We would like to capture serverless errors to sentry. Sentry has a solution for AWS: https://blog.sentry.io/2020/10/01/debug-errors-in-lambda-functions
Where should I put this code from an example? My guess is prod.js
entry point, however I can’t really get it to work.
exports.handler = Sentry.AWSLambda.wrapHandler(async (event, context) => {
// Your handler code
});
We don’t have formal support for this yet. You would need a custom connector. But it’s at the top of our backlog.
@mark.brocato we are using custom connector
In that case you should just be able to wrap the body of the function in the prod entrypoint with Sentry’s error handler.
@mark.brocato is prod.js
is a real entrypoint for lambda? When I expose handler
instead of default export, my app stops working. My guess is that I don’t have real control over lambda handler, is this correct?

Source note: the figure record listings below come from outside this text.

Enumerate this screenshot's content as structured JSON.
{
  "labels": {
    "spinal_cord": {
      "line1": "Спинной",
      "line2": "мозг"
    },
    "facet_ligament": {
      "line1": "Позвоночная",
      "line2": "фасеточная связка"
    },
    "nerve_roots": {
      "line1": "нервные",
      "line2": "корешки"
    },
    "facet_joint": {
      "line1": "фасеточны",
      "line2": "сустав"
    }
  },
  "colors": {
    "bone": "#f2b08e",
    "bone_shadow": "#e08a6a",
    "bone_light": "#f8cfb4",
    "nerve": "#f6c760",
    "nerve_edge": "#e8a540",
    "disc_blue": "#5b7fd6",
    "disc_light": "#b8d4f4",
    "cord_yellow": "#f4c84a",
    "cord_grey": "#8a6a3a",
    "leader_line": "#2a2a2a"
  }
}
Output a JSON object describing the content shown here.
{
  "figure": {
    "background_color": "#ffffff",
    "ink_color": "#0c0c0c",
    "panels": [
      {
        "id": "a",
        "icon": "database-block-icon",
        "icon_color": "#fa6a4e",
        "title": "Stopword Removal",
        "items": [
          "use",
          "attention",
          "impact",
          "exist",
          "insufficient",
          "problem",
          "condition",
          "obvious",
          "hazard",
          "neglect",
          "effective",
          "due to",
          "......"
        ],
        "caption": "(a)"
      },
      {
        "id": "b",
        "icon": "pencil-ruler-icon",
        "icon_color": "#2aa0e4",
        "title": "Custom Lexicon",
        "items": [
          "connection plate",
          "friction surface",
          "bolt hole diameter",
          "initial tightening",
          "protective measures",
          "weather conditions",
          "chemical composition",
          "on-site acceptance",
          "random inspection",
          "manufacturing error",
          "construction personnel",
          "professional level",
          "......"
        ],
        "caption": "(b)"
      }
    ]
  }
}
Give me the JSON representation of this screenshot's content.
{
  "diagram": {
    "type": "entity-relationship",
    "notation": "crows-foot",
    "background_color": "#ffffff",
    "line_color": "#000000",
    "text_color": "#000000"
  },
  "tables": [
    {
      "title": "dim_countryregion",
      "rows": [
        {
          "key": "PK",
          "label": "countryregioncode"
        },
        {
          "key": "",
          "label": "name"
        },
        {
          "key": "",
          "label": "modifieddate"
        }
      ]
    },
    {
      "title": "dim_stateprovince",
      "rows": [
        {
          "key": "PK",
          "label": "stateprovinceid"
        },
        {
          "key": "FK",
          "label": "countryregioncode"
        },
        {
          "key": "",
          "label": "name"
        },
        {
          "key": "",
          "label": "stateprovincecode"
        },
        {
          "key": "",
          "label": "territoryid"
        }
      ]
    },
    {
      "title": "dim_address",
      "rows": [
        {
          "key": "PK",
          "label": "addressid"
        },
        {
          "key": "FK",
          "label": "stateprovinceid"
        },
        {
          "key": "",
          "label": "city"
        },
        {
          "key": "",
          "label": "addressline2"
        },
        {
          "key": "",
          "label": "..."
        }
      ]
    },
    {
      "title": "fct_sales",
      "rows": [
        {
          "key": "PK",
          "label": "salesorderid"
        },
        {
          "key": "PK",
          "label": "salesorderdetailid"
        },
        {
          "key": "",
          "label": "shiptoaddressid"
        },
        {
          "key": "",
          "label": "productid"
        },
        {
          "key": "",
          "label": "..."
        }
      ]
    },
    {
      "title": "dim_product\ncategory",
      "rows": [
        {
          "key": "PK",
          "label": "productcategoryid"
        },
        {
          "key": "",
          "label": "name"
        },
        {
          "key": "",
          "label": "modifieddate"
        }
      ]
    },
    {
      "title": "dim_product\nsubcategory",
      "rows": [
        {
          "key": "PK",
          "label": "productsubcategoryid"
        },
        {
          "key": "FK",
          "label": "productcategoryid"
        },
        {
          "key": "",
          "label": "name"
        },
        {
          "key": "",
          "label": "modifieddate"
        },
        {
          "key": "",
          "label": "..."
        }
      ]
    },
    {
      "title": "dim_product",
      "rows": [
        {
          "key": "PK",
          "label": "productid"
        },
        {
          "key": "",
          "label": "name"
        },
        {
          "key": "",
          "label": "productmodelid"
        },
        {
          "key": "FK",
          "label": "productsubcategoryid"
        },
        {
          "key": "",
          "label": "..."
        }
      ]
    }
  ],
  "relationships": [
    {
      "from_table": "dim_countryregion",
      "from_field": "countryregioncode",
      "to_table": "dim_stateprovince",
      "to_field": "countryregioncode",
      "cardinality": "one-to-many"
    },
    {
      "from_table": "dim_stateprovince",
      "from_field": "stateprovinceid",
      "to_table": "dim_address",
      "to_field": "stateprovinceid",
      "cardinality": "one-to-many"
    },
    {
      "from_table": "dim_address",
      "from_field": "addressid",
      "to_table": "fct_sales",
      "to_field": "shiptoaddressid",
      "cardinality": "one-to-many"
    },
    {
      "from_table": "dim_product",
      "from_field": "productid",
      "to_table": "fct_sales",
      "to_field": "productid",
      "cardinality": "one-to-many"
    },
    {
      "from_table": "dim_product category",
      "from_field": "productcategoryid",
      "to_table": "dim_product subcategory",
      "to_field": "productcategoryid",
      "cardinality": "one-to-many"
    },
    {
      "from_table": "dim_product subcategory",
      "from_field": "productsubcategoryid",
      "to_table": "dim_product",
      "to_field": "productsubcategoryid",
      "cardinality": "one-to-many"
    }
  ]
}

"error": "r is not a function",
"stack": "TypeError: r is not a function\n at /var/task/handler.js:2:86205\n at /var/task/handler.js:2:84887\n at Object.next (/var/task/handler.js:2:84992)\n at /var/task/handler.js:2:83904\n at new Promise (<anonymous>)\n at n (/var/task/handler.js:2:83649)\n at v (/var/task/handler.js:2:85977)\n at Runtime.<anonymous> (/var/task/handler.js:2:85701)\n at /var/task/handler.js:2:84887\n at Object.next (/var/task/handler.js:2:84992)"
prod.js
isn’t the lambda handler itself, but it’s near the top of the stack, so you would be able to catch any errors thrown by your application and report them to Sentry.